Une alliance est un accord ou un serment entre deux parties ou d'avantage, comme un contrat. Elle contient des termes et des devoirs que chaque partie doit accomplir pour remplir sa part de l'accord. De telles alliances ont valeur de loi et, une fois finalisées, chaque partie peut être pénalisée pour ne pas en avoir respecté les termes.

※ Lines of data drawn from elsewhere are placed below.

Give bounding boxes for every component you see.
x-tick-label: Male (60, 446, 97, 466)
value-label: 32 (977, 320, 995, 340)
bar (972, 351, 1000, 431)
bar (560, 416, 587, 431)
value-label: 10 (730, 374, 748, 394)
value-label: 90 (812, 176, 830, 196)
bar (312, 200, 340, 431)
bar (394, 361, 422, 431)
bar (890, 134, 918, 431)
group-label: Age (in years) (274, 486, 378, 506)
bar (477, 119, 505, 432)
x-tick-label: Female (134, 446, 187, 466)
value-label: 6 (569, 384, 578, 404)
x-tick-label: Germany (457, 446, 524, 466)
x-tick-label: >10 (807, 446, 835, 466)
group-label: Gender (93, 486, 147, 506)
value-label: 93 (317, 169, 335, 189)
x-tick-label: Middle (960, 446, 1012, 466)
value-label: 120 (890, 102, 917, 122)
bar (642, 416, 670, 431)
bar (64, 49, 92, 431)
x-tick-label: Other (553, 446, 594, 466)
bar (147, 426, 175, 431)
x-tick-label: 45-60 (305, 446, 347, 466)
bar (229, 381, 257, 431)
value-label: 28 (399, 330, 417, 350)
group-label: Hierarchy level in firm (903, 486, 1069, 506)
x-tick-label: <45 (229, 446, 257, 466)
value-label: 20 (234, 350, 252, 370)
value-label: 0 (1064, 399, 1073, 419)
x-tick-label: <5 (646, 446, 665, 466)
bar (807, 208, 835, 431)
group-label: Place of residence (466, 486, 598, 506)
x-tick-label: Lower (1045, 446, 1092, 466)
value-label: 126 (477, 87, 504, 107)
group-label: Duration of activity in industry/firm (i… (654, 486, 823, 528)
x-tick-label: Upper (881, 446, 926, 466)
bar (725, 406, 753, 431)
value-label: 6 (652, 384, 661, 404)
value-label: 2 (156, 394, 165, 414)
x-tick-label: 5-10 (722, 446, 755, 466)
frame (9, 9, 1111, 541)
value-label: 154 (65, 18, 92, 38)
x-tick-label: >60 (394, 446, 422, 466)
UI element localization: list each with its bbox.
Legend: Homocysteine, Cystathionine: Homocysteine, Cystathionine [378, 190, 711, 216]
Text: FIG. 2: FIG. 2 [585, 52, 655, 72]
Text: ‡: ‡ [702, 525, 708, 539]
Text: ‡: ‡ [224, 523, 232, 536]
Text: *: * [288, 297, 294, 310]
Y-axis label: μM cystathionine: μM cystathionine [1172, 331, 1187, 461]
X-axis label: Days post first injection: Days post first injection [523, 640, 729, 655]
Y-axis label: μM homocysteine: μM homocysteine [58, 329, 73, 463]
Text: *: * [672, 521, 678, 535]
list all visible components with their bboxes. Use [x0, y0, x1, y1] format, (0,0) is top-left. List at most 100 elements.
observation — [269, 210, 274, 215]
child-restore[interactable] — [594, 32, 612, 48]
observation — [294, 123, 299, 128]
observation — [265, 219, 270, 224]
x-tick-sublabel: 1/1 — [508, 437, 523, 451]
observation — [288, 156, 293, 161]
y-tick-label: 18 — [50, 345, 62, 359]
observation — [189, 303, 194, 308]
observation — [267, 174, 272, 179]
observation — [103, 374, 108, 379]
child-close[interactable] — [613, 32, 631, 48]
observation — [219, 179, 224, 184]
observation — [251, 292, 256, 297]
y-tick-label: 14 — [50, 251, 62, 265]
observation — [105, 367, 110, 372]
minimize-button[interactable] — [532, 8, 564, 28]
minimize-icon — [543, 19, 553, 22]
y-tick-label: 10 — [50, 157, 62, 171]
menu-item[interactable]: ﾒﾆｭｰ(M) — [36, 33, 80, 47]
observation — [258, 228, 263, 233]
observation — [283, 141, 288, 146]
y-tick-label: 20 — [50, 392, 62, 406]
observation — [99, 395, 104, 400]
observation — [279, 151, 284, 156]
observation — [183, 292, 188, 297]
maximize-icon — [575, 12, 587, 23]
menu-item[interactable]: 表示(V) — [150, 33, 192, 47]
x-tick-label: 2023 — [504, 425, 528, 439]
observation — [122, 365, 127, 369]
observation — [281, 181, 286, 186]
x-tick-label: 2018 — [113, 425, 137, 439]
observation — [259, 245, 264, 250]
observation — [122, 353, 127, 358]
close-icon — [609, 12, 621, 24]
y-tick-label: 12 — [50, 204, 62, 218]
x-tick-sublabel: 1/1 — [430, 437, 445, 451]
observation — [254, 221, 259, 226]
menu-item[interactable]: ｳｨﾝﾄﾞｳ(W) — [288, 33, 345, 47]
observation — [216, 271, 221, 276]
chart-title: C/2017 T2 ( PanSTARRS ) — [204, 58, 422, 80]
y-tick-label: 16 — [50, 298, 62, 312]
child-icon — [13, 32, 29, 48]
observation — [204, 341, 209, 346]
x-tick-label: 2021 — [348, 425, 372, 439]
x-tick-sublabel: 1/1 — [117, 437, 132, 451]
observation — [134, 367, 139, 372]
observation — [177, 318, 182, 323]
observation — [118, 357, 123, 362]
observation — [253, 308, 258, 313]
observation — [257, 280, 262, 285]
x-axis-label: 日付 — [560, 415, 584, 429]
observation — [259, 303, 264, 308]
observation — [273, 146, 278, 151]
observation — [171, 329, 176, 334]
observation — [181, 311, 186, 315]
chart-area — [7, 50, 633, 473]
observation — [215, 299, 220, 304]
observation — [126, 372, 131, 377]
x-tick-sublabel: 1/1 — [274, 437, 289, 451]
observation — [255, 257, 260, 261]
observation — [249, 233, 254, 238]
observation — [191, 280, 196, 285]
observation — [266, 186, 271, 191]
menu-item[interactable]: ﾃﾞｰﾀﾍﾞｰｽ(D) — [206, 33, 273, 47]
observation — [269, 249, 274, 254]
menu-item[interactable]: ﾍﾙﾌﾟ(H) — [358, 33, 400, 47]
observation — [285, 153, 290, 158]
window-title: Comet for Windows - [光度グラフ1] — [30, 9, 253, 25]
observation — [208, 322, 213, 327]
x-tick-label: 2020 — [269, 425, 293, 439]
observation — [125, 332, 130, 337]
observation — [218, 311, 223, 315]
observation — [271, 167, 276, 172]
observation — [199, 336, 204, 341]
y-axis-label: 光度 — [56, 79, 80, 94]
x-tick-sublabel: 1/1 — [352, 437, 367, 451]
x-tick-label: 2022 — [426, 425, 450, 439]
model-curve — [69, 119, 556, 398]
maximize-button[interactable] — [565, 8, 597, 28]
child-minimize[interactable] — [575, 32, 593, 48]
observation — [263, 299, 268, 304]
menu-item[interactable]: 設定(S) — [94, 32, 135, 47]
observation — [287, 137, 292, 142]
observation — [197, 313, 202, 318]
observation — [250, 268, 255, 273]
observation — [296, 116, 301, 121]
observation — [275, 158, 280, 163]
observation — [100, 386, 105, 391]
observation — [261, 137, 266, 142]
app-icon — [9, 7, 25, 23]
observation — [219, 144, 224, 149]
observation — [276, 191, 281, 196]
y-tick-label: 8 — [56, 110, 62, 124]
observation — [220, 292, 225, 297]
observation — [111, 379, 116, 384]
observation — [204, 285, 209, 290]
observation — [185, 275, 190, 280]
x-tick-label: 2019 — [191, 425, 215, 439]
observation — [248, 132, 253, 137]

En créant la Nouvelle Alliance, Dieu a manifesté pleinement Son amour incroyable pour l'humanité. Pourtant, l'Eglise est restée aveugle à cette doctrine incroyable pendant des décennies. Lorsque j'étais jeune chrétien, on m'a appris que la “théologie de l'alliance,” centrée sur la Nouvelle Alliance, était une doctrine licencieuse. La pensée qui prévalait alors était que la Nouvelle Alliance était si merveilleusement libératrice que les gens pouvaient en abuser, en se livrant à une conduite tolérante vis à vis du péché.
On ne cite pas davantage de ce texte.